Identity theft on the rise

Companies House improving security, but leading credit agency still finds more than 100 cases of theft of auditors’ identities

Fresh concerns have been raised about the security of information filed with
Companies House, after a leading credit agency warned that it was now aware of
more than 100 cases of theft of auditors’ identities.

Companies House officials said this week they are pushing through proposals
to improve security following revelations by Accountancy Age in April
of widespread theft of auditors’ identities. But it will be at least two years
before plans to control the quality of data are in place.

Officials said the company law reform bill ­ which would not become law
before 2007 ­ could enable the agency to gain ‘more flexibility’ in dealing with
filed information. One proposal would enable the Companies House registrar to
‘correct’ a document that appears incomplete or inconsistent.
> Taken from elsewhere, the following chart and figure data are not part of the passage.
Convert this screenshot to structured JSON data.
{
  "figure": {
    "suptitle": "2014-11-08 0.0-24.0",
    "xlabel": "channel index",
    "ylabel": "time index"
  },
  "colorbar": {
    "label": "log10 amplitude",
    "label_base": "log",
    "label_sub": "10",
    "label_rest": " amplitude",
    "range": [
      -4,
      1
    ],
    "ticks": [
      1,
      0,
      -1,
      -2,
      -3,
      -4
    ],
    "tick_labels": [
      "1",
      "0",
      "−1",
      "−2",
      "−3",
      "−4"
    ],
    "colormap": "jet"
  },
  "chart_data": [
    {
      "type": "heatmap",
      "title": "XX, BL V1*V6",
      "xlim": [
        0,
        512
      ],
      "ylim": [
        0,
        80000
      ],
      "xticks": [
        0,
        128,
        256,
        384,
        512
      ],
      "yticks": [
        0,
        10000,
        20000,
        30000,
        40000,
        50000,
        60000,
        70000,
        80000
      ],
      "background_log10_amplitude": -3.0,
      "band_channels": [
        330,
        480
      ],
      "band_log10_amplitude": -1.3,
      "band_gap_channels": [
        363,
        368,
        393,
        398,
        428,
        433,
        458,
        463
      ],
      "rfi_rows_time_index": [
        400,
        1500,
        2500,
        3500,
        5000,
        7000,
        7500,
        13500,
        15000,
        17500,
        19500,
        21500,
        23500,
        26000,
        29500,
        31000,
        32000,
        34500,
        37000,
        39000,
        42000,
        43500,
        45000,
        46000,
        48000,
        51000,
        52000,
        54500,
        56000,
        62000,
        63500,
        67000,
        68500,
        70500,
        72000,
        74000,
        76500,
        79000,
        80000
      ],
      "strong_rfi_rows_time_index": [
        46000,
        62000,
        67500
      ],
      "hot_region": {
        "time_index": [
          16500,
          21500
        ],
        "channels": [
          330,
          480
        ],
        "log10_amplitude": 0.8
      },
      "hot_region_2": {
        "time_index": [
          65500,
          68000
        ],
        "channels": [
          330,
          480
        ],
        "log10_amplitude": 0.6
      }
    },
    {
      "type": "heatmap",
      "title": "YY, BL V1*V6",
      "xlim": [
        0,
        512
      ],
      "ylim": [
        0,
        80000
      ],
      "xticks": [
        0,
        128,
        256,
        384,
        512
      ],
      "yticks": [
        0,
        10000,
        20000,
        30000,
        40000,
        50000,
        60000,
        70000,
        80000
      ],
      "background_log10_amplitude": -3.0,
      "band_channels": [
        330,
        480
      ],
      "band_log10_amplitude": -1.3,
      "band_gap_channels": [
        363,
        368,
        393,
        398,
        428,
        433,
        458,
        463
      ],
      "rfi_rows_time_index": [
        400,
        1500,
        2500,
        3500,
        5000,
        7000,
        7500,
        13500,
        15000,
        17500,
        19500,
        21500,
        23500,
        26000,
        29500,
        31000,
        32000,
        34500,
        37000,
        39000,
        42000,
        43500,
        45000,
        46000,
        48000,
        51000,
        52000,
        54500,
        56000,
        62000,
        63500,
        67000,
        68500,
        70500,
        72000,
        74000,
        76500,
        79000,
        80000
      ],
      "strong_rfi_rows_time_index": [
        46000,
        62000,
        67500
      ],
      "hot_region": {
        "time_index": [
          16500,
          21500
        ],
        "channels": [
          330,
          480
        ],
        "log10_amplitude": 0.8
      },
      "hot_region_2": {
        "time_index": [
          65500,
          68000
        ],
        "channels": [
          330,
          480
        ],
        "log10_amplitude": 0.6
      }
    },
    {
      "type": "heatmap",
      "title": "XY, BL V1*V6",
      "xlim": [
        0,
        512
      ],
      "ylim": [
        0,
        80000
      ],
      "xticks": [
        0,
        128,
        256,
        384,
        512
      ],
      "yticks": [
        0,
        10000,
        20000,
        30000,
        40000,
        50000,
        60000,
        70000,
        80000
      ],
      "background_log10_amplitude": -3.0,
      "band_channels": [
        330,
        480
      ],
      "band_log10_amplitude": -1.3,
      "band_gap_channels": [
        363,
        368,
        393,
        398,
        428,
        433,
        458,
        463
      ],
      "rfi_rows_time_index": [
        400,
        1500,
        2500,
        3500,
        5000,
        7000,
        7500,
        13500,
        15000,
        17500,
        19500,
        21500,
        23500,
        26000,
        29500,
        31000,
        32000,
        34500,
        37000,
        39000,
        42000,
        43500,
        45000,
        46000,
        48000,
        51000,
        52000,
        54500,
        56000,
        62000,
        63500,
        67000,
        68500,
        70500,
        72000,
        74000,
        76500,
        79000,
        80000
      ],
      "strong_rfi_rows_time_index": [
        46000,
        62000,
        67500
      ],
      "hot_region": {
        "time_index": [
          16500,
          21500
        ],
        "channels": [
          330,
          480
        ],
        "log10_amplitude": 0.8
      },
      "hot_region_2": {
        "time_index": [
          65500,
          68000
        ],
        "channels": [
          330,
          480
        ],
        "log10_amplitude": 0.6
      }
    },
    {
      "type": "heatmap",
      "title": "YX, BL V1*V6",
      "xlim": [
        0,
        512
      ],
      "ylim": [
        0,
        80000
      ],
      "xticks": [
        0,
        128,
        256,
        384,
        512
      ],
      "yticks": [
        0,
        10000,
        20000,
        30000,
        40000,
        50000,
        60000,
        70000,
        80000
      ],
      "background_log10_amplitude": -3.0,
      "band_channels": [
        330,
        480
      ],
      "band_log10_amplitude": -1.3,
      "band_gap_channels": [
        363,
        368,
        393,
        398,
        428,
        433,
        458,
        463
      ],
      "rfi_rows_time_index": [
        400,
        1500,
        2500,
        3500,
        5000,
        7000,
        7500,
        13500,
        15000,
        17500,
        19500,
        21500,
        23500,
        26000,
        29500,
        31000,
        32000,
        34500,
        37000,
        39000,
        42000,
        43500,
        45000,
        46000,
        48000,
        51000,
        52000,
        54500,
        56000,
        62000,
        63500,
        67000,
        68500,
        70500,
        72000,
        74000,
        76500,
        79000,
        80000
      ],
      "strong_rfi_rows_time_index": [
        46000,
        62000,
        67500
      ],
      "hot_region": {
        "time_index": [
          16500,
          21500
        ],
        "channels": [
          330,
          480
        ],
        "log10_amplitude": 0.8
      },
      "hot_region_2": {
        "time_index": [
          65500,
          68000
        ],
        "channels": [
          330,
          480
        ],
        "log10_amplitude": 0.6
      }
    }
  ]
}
Martin Williams, MD at business credit check agency Graydon, said the DTI had
been warned as many as five years ago of the need to improve ‘quality
assurance’.

A review of Companies House, published in November 2000, highlighted areas
where it should improve its services, especially around actively checking for
incorrect information.

Williams said the recommendations had not been implemented, and Graydon was
aware of ‘around 100 examples’ of accountants’ identities used to falsely verify
financial statements.

‘Where fraudsters have invented auditors’ names, for example, it would be a
very simple job for Companies House to check whether they are fictitious or
not.’

Alan Livesey, a director at fraud detection services business IDS, said he
had found numerous examples of incorrectly entered data regarding disqualified
directors.

‘If accountants wanted to use Companies House as a credible source of
information, then it’s been compromised,’ he said.

A Companies House spokesman said its new online filing system, PROOF, enabled
more secure filing of directors’ information. The DTI said it had taken a
‘number of steps’ to protect companies since 2000.